HTTP Response Headers

A server can respond with a variety of headers in its response to your web browser. Here you can learn what each one means.

Accept-Ranges

Indicates that the server can handle partial requests and resume interrupted downloads.

Age

Number of seconds that the page has been in a proxy cache.

alt-svc

Tells the browser to load the content from another server, without doing a redirect.

Cache-Control

Used to control how the response can be cached by any mechanism along the response chain.

CF-Cache-Status

A header used by Cloudflare to indicate whether a resource was cached or not.

CF-RAY

An ID used by Cloudflare to track requests.

content-encoding

Tells the web browser how to decode the data being sent.
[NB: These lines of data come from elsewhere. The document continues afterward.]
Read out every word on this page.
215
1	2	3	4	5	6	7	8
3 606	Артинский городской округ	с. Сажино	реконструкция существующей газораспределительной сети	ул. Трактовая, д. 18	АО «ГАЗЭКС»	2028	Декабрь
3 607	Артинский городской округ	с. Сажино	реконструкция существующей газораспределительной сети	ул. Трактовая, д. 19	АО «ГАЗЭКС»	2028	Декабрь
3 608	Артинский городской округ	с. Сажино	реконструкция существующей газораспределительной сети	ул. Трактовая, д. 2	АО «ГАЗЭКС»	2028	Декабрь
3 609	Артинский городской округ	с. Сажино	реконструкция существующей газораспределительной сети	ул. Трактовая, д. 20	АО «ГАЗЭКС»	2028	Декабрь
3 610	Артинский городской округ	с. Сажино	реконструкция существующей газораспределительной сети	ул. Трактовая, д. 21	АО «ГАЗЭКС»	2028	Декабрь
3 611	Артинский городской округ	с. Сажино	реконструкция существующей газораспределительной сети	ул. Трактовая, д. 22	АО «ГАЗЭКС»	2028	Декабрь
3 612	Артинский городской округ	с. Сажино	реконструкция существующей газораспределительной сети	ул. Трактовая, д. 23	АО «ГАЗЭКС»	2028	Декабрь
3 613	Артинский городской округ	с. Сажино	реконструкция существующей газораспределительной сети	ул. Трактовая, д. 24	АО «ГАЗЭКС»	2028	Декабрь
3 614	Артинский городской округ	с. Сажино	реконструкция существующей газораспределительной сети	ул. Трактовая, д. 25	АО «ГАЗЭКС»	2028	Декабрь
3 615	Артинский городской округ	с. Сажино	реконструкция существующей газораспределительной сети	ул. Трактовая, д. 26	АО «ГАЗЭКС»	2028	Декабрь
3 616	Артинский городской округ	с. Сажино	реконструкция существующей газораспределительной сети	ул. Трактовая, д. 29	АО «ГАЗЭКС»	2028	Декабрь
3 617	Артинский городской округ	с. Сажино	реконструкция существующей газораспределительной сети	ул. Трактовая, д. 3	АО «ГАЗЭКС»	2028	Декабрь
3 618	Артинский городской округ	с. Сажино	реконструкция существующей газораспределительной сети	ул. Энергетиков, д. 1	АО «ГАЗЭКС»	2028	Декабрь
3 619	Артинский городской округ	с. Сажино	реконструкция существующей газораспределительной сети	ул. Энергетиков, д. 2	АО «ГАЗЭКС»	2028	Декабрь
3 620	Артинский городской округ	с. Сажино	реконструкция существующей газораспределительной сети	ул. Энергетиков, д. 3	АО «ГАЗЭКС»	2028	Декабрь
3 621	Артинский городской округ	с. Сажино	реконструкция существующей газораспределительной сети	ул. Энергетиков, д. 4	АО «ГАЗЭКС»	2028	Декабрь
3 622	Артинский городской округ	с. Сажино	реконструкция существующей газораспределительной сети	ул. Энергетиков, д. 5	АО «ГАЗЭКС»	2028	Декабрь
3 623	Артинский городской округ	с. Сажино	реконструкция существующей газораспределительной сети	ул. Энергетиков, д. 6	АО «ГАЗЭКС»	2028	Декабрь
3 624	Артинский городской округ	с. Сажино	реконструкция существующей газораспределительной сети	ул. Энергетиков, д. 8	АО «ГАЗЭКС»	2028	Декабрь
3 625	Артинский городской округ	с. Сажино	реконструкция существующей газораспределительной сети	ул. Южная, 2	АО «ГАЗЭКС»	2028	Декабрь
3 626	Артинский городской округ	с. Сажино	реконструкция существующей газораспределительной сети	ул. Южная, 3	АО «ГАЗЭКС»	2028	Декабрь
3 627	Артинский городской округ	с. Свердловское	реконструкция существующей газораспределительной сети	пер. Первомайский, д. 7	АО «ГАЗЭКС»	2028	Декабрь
This is usually used to compress data for more efficient transfer.

Content-Language

Specifies the language that the intended audience should be able to speak.

Content-Length

Contains the size, in bytes, of the body of the response.

Content-Security-Policy

Used to protect users from Cross Site Scripting and Data Injection attacks.

Content-Type

Indicates the media type of the response that is being sent.

Date

Indicates the date and time when the server response was generated.

ETag

A unique identifier for a resource to let web caches work more efficiently.

Expires

Contains a date and time after which the current response is stale and should be refetched.

Feature-Policy

Controls which features of the web browser are allowed to work for this website.

Last-Modified

This header includes a date which references the day and time when this resource was last updated.

NEL

The NEL header is used to configure Network Error Logging.

Permissions-Policy

Controls which features of the web browser are allowed to work for this website.

Referrer-Policy

Protects data from being leaked to 3rd party or insecure origins.

Report-To

Specifies how the web browser should report certain types of issues that it encounters.

Server

Provides information about the software used by the server.

Set-Cookie

Instructs the browser to store some information and then send it back to the server on subsequent requests.

Strict-Transport-Security

Tells web browsers that they should only use HTTPS connections to view this website.

Transfer-Encoding

Specifies the encoding used to transfer the response to the client.

Vary

Indicates to caching layers how to handle responses based on different request headers.

X-Content-Type-Options

Tells the web browser that the Content-Type headers are deliberately set and should be followed.

X-Frame-Options

Prevents sites from being displayed inside an iframe.

X-Powered-By

Provides information about the software running on your server that was used to generate the webpage.

X-XSS-Protection

Provides protection against reflected cross-site scripting attacks.